Mais la sensation, ou le sentiment de la guerre, une autre scène, avec plus d’originalité, le donne encore plus délicat et plus profond : c’est la scène de la sentinelle, au commencement du troisième acte. Ce qu’il n’a pu rendre par la force (témoin l’inutile fracas, dans le premier entr’acte, des tambours, clairons, fifres et autres instrumens belliqueux), le musicien, aidé du librettiste, qu’on peut appeler ici le poète, l’a rendu par la simplicité, la mélancolie et la douceur. On sait que les tableaux guerriers en musique, j’entends en musique de théâtre, sont le plus souvent écourtés et vulgaires : pendant que l’orchestre fait du bruit, choristes et figurans font des gestes ; les uns de menace (les vainqueurs), les autres (les vaincus) de terreur et de prière. Au nombre de ces derniers on remarque d’ordinaire une femme défendant ses enfans et un évêque traîné au supplice (voir notamment le massacre au troisième acte du Prophète, et toutes les scènes de carnage dans tous les opéras). L’effet alors n’est qu’extérieur et grossier. Au contraire il est pénétrant ici, où l’accord de la poésie, de la musique, de la décoration et de la mise en scène nous donne une impression non encore éprouvée, nous montre l’invasion, douloureuse non seulement à l’envahi, mais à l’envahisseur même, et la guerre incomprise et déplorée par un pauvre petit soldat qui monte la garde et chante tristement sur des ruines.

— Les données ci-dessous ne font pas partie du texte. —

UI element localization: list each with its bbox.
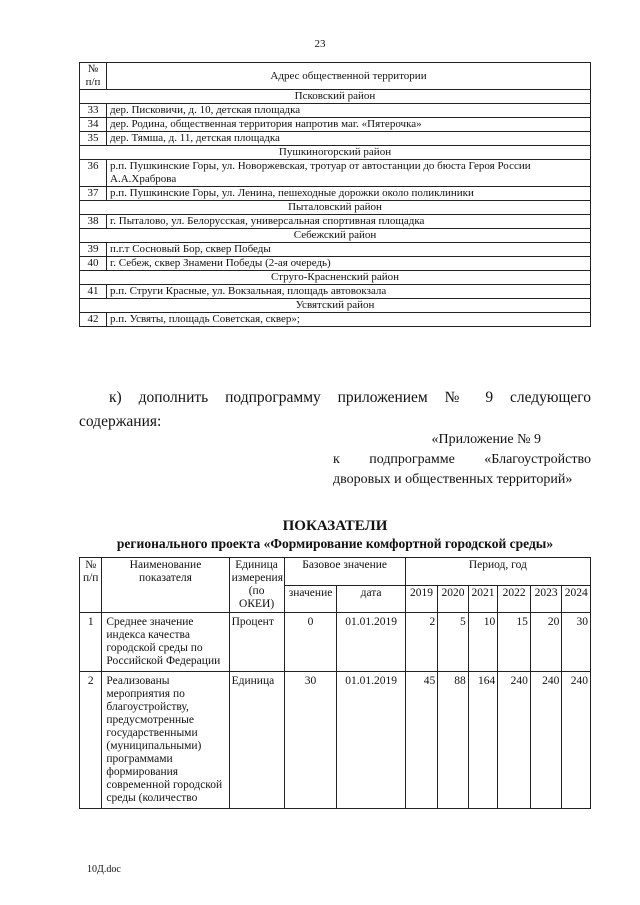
row-number: 2 bbox=[80, 672, 102, 809]
year-value: 5 bbox=[438, 613, 469, 672]
year-value: 164 bbox=[468, 672, 498, 809]
year-value: 20 bbox=[530, 613, 562, 672]
row-number: 1 bbox=[80, 613, 102, 672]
row-address: г. Себеж, сквер Знамени Победы (2-ая очередь) bbox=[107, 257, 591, 271]
row-address: р.п. Пушкинские Горы, ул. Новоржевская, тротуар от автостанции до бюста Героя России А.А.Храброва bbox=[107, 160, 591, 187]
indicators-table bbox=[79, 557, 591, 809]
row-number: 42 bbox=[80, 313, 107, 327]
row-address: дер. Писковичи, д. 10, детская площадка bbox=[107, 104, 591, 118]
row-number: 41 bbox=[80, 285, 107, 299]
district-name: Псковский район bbox=[80, 90, 591, 104]
paragraph-line-2: содержания: bbox=[79, 413, 162, 430]
year-value: 10 bbox=[468, 613, 498, 672]
indicator-name: Реализованы мероприятия по благоустройству, предусмотренные государственными (муниципальными) программами формирования современной городской среды (количество bbox=[102, 672, 229, 809]
district-name: Себежский район bbox=[80, 229, 591, 243]
base-value: 0 bbox=[284, 613, 337, 672]
header-num: № п/п bbox=[80, 558, 102, 613]
header-period: Период, год bbox=[405, 558, 590, 586]
district-row bbox=[80, 271, 591, 285]
row-number: 35 bbox=[80, 132, 107, 146]
row-address: г. Пыталово, ул. Белорусская, универсальная спортивная площадка bbox=[107, 215, 591, 229]
page-number: 23 bbox=[314, 38, 326, 50]
paragraph-line-1: к) дополнить подпрограмму приложением № 9 следующего bbox=[109, 389, 591, 406]
table-row bbox=[80, 313, 591, 327]
header-name: Наименование показателя bbox=[102, 558, 229, 613]
appendix-line-3: дворовых и общественных территорий» bbox=[333, 472, 573, 487]
district-row bbox=[80, 146, 591, 160]
row-number: 33 bbox=[80, 104, 107, 118]
table-row bbox=[80, 104, 591, 118]
appendix-line-2: к подпрограмме «Благоустройство bbox=[333, 452, 591, 467]
year-value: 2 bbox=[405, 613, 438, 672]
appendix-line-1: «Приложение № 9 bbox=[431, 432, 541, 447]
header-year: 2021 bbox=[468, 585, 498, 613]
table-row bbox=[80, 285, 591, 299]
district-row bbox=[80, 229, 591, 243]
header-year: 2020 bbox=[438, 585, 469, 613]
base-value: 30 bbox=[284, 672, 337, 809]
header-num: № п/п bbox=[80, 63, 107, 90]
row-address: р.п. Пушкинские Горы, ул. Ленина, пешеходные дорожки около поликлиники bbox=[107, 187, 591, 201]
header-year: 2024 bbox=[562, 585, 591, 613]
address-table bbox=[79, 62, 591, 327]
table-row bbox=[80, 243, 591, 257]
page-title: ПОКАЗАТЕЛИ bbox=[282, 518, 388, 534]
year-value: 240 bbox=[498, 672, 531, 809]
district-name: Пыталовский район bbox=[80, 201, 591, 215]
header-base-value: значение bbox=[284, 585, 337, 613]
year-value: 240 bbox=[562, 672, 591, 809]
indicator-name: Среднее значение индекса качества городской среды по Российской Федерации bbox=[102, 613, 229, 672]
row-number: 34 bbox=[80, 118, 107, 132]
table-row bbox=[80, 672, 591, 809]
year-value: 45 bbox=[405, 672, 438, 809]
header-year: 2019 bbox=[405, 585, 438, 613]
appendix-heading bbox=[333, 430, 591, 490]
base-date: 01.01.2019 bbox=[337, 672, 405, 809]
row-address: р.п. Усвяты, площадь Советская, сквер»; bbox=[107, 313, 591, 327]
year-value: 88 bbox=[438, 672, 469, 809]
header-base-date: дата bbox=[337, 585, 405, 613]
base-date: 01.01.2019 bbox=[337, 613, 405, 672]
table-row bbox=[80, 132, 591, 146]
district-row bbox=[80, 90, 591, 104]
row-address: п.г.т Сосновый Бор, сквер Победы bbox=[107, 243, 591, 257]
paragraph-k bbox=[79, 386, 591, 434]
address-table-header bbox=[80, 63, 591, 90]
district-name: Усвятский район bbox=[80, 299, 591, 313]
year-value: 30 bbox=[562, 613, 591, 672]
year-value: 240 bbox=[530, 672, 562, 809]
header-address: Адрес общественной территории bbox=[107, 63, 591, 90]
row-address: дер. Родина, общественная территория напротив маг. «Пятерочка» bbox=[107, 118, 591, 132]
table-row bbox=[80, 215, 591, 229]
row-number: 38 bbox=[80, 215, 107, 229]
table-row bbox=[80, 118, 591, 132]
indicators-header-row-1 bbox=[80, 558, 591, 586]
district-row bbox=[80, 201, 591, 215]
district-name: Струго-Красненский район bbox=[80, 271, 591, 285]
district-name: Пушкиногорский район bbox=[80, 146, 591, 160]
row-number: 39 bbox=[80, 243, 107, 257]
row-address: дер. Тямша, д. 11, детская площадка bbox=[107, 132, 591, 146]
table-row bbox=[80, 613, 591, 672]
header-year: 2022 bbox=[498, 585, 531, 613]
indicator-unit: Процент bbox=[229, 613, 284, 672]
footer-filename: 10Д.doc bbox=[87, 864, 121, 875]
row-number: 37 bbox=[80, 187, 107, 201]
row-number: 40 bbox=[80, 257, 107, 271]
year-value: 15 bbox=[498, 613, 531, 672]
table-row bbox=[80, 160, 591, 187]
table-row bbox=[80, 187, 591, 201]
header-unit: Единица измерения (по ОКЕИ) bbox=[229, 558, 284, 613]
page-subtitle: регионального проекта «Формирование комфортной городской среды» bbox=[116, 536, 554, 551]
district-row bbox=[80, 299, 591, 313]
row-address: р.п. Струги Красные, ул. Вокзальная, площадь автовокзала bbox=[107, 285, 591, 299]
row-number: 36 bbox=[80, 160, 107, 187]
header-base: Базовое значение bbox=[284, 558, 405, 586]
table-row bbox=[80, 257, 591, 271]
indicator-unit: Единица bbox=[229, 672, 284, 809]
header-year: 2023 bbox=[530, 585, 562, 613]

Rien de commun, encore moins de brutal, rien que de sobre et de fin dans cet épisode. L’entr’acte symphonique qui le précède ne fait que répéter le prélude même de l’œuvre, auquel est donnée pour épigraphe, dans la partition, cette phrase de la nouvelle originale : « Jamais une paix plus large n’était descendue sur un coin plus heureux de nature. »

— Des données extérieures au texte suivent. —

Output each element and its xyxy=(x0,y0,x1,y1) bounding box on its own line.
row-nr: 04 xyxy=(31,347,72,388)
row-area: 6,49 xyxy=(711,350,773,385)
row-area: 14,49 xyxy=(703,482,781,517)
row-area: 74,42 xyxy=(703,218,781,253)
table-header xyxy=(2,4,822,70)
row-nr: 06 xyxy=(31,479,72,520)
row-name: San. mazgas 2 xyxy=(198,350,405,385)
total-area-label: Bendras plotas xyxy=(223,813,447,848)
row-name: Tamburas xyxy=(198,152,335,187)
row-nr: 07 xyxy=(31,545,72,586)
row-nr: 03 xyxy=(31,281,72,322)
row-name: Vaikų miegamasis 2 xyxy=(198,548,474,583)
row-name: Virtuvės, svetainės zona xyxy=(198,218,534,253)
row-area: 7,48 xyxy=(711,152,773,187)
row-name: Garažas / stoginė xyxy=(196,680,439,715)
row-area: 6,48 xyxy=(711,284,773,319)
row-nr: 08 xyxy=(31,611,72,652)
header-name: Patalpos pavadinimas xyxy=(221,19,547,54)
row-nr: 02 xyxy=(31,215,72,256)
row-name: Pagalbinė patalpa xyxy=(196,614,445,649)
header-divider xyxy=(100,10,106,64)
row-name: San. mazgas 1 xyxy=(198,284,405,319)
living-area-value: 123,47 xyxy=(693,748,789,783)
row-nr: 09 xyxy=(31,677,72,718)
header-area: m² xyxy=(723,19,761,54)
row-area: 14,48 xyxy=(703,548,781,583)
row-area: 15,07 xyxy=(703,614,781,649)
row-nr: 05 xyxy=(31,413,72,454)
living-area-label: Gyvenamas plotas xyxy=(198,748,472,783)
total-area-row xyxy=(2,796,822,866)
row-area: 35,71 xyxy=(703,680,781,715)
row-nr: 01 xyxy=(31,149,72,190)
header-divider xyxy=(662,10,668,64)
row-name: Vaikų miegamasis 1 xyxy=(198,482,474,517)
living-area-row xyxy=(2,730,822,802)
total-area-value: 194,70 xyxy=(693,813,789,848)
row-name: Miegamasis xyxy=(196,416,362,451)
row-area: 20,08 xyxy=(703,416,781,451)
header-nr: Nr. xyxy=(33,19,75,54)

L’épigraphe est juste, et le large motif du prélude, le motif de la terre de France, exprime véritablement le bonheur et la paix. Il l’exprimait surtout au seuil de l’ouvrage, entonné par l’orchestre en toute sécurité, dans toute sa plénitude sonore. Or voyez quelles ressources possède la musique pour rendre d’une manière qui n’est qu’à elle les choses de l’ordre général, les choses de la pensée et du sentiment. Cette fois encore le rideau va se lever sur la terre de France, hélas ! non plus paisible, heureuse, mais vaincue et humiliée. Qui donc en redira le chant ? Non plus, de ses puissans archets, le quatuor à cordes ; mais le hautbois, de ses grêles soupirs, le hautbois à la fois pastoral et douloureux, et du fragile instrument s’exhalera la double détresse de la nature et de la patrie. Rien que ce changement de timbre annoncera des changemens plus profonds, et quand apparaîtra la campagne silencieuse, gardée par le soldat ennemi, on écoutera pour ainsi dire en arrière, et ce qu’on vient d’entendre achèvera, après l’avoir préparée, l’impression de ce qu’on voit.